Adult stinkbirds look like big punk chickens and are not very scary. Baby stinkbirds, however, look like furry little dinosaurs and are absolutely terrifying. When the youngsters hatch, they have pterodactyl-style claws on their wings which they use to climb trees (and to attack people, probably). They can also swim. Please don’t have nightmares.
The fact that, despite all its unique characteristics, the hoatzin is still called “stinkbird” can only mean one thing – it must smell really, really bad. Still, it would be nice if the species wasn’t burdened with such a pejorative name so perhaps it should be changed to “frighteningly under-evolved cow-stomach bird.” If anyone knows how to make an official avian name-change request, please get in touch.
Rotorua | New Zealand

Nicknamed “Rotten-rua” by hilarious locals, Rotorua is famous for its geothermal activity. The city, on New Zealand’s North Island, is surrounded by geysers, hot mud pools and dense sulphur deposits. While the geysers and mud pools are nice things, attracting tourists to the area, the sulphur deposits are less appealing – they cover the city in a thick eggy funk. This smell ranges from faint to overpowering depending on the weather so, taking this into account, Rotorua gets an 8 on my unofficial egg-stink scale (where 1 is the smell of a normal egg and 10 is our office kitchen).

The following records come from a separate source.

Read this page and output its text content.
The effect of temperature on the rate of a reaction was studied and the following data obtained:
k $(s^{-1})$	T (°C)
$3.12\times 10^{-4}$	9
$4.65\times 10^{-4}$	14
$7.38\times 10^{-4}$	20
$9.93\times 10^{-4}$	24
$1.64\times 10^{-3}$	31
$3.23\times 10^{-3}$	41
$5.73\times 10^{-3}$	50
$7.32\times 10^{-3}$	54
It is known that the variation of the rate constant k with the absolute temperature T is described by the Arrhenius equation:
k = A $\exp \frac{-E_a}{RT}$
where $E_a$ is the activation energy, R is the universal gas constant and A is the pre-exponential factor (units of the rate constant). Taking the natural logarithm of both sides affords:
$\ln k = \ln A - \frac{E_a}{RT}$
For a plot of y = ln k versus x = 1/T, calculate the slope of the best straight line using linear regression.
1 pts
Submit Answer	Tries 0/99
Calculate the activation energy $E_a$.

Bizarrely, the city’s website opens with “Welcome to Rotorua – where catching a trout is almost guaranteed.” It seems very strange that, given the area’s natural wonders and Maori history, the tourist board has instead focussed on this half-hearted fishing promise. That said, it would’ve been a challenge to come up with a slogan based on Rotorua’s hydrogen sulphide emissions and I can understand them wanting to avoid the topic. Sadly for both tourists and residents though, the eggy whiff is inseparable from the geothermal features that define the city; sulphur deposits are a common occurrence at sites of volcanic activity around the world, and provide strong evidence that the inside of our planet is just as stinky as the outside.